One of my main motivations in starting to blog was to have the opportunity to share my experiences working in Aboriginal and Torres Strait Islander Health. As yet, though, I’ve been uncharacteristically hesitant about where to start… but sometimes you just have to jump in! Being asked by a few different journalistic types this week to elucidate what exactly I find so rewarding about Aboriginal health has probably helped.

I’ve had a fantastic time in clinical general practice this year working at an AMS. I was excited when I realised in early 2012 that work in an AMS could form part of my GP training and jumped at the chance. (Yep, I went into GP training uncharacteristically minimally informed, which is strange for someone as obsessive as me!) It’s been a brilliant learning environment for a GP in training, and I’ve been lucky enough to work part-time which indulges my numerous other professional interests. But aside from the fantastic clinical experience, and being able to almost selfishly indulge my altruistic tendencies, I’ve loved working in an AMS because of how much I learn from my Aboriginal patients and colleagues. If my patients are learning just half as much back, then I’m a happy little Vegemite/GP Registrar.

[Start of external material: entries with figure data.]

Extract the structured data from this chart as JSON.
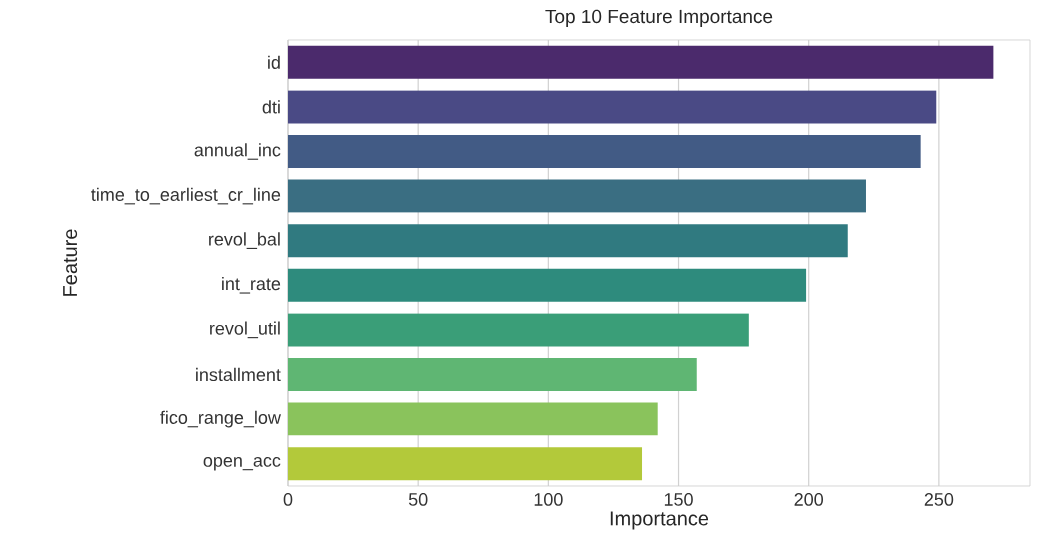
{
  "chart_data": {
    "type": "bar",
    "orientation": "horizontal",
    "title": "Top 10 Feature Importance",
    "xlabel": "Importance",
    "ylabel": "Feature",
    "categories": [
      "id",
      "dti",
      "annual_inc",
      "time_to_earliest_cr_line",
      "revol_bal",
      "int_rate",
      "revol_util",
      "installment",
      "fico_range_low",
      "open_acc"
    ],
    "values": [
      271,
      249,
      243,
      222,
      215,
      199,
      177,
      157,
      142,
      136
    ],
    "colors": [
      "#4b2a6c",
      "#4a4a85",
      "#425b85",
      "#3a6e82",
      "#307a80",
      "#2e8b7d",
      "#3a9e78",
      "#5fb673",
      "#8ac35c",
      "#b3c93a"
    ],
    "xlim": [
      0,
      285
    ],
    "xticks": [
      0,
      50,
      100,
      150,
      200,
      250
    ],
    "grid": "x"
  }
}
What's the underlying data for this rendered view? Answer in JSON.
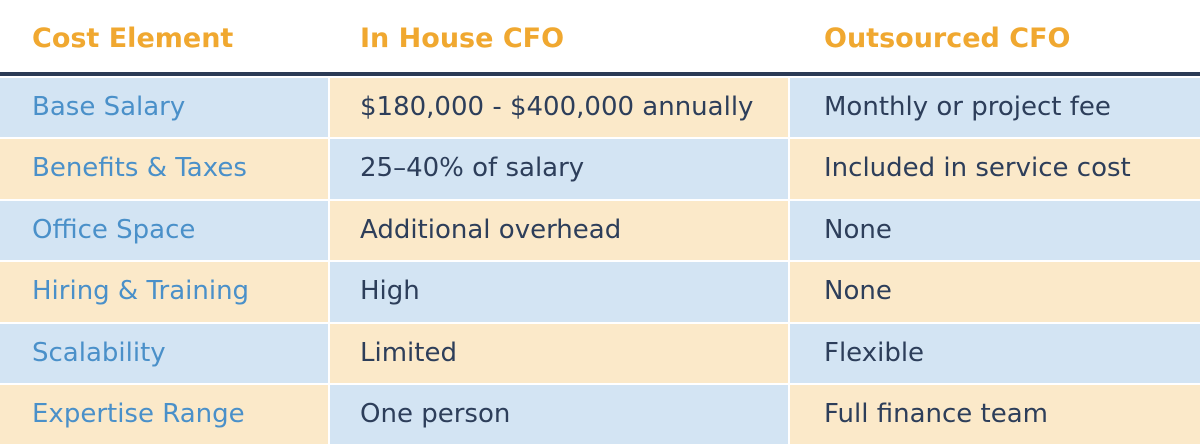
{
  "table": {
    "header": [
      "Cost Element",
      "In House CFO",
      "Outsourced CFO"
    ],
    "rows": [
      [
        "Base Salary",
        "$180,000 - $400,000 annually",
        "Monthly or project fee"
      ],
      [
        "Benefits & Taxes",
        "25–40% of salary",
        "Included in service cost"
      ],
      [
        "Office Space",
        "Additional overhead",
        "None"
      ],
      [
        "Hiring & Training",
        "High",
        "None"
      ],
      [
        "Scalability",
        "Limited",
        "Flexible"
      ],
      [
        "Expertise Range",
        "One person",
        "Full finance team"
      ]
    ]
  }
}
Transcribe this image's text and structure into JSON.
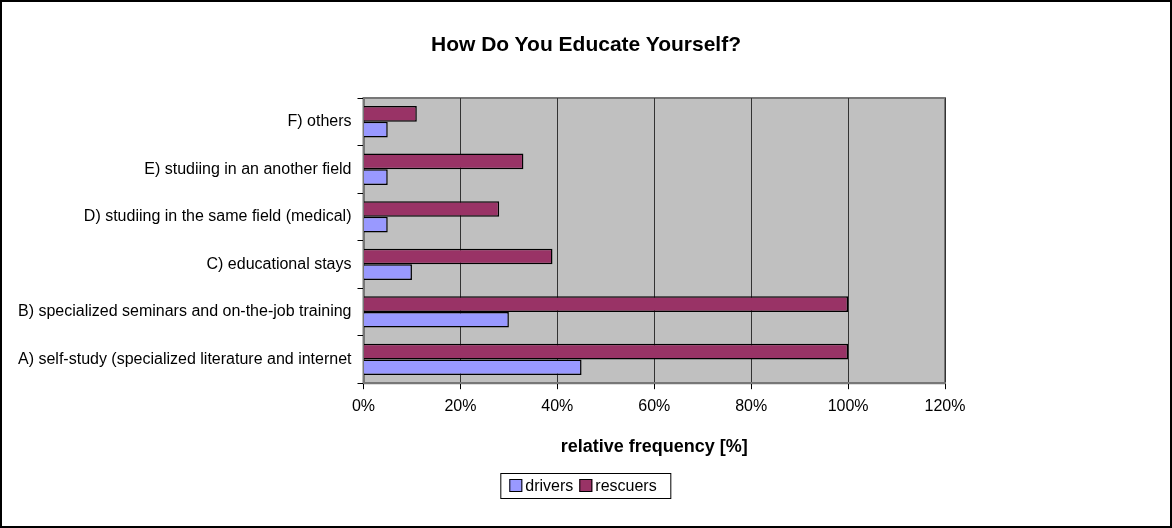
{
  "chart_data": {
    "type": "bar",
    "orientation": "horizontal",
    "title": "How Do You Educate Yourself?",
    "xlabel": "relative frequency [%]",
    "categories": [
      "F) others",
      "E) studiing in an another field",
      "D) studiing in the same field (medical)",
      "C) educational stays",
      "B) specialized seminars and on-the-job training",
      "A) self-study (specialized literature and internet"
    ],
    "series": [
      {
        "name": "drivers",
        "color": "#9999ff",
        "values": [
          5,
          5,
          5,
          10,
          30,
          45
        ]
      },
      {
        "name": "rescuers",
        "color": "#993366",
        "values": [
          11,
          33,
          28,
          39,
          100,
          100
        ]
      }
    ],
    "xlim": [
      0,
      120
    ],
    "xticks": [
      {
        "value": 0,
        "label": "0%"
      },
      {
        "value": 20,
        "label": "20%"
      },
      {
        "value": 40,
        "label": "40%"
      },
      {
        "value": 60,
        "label": "60%"
      },
      {
        "value": 80,
        "label": "80%"
      },
      {
        "value": 100,
        "label": "100%"
      },
      {
        "value": 120,
        "label": "120%"
      }
    ],
    "grid": "x",
    "legend": "bottom"
  }
}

A short list of selected epiphanies from this year…

1. As a non-Indigenous Australian, all I can possibly hope to understand about more than two hundred years of the oppression and disempowerment of Aboriginal and Torres Strait Islander people is that I will never truly understand (but should never stop trying).

2. If you’re lamenting the loss of community in modern Australian society, you can learn a lot from the commitment that my patients and their families demonstrate to me every single day. Frustrated that your Aboriginal patient didn’t show up for an appointment? I’d put my money on needing to rush off to help a friend out, or all too frequently, to attend a family funeral.

3. One of the most useful things you will ever do as a doctor is to ask your patient ‘What do you think?’ Patient-centredness and partnership aren’t just glib exam answers, they’re THE answer to general practice.

4. The best way to build trust, is simply to listen.

5. True health doesn’t mean the absence of illness. Nor, as the WHO suggests, is it ‘a state of complete physical, mental and social well-being’. It’s both of these things – for both yourself, your family and your whole community.

Now, I know that a nice round number like 5 or 10 is best for blog posts in list form, but somehow it never works out like that for me. So one more.

6. A GP’s room without toys is never really a room without toys if you’ve just a box of gloves and a permanent marker to create balloons, chickens, or hilarious big-headed doctor self-portraits.

*The picture for this post is taken from the logo at Durri AMS. The praying mantis is the totem of the Dunghutti people from the area in and around what we now call Kempsey.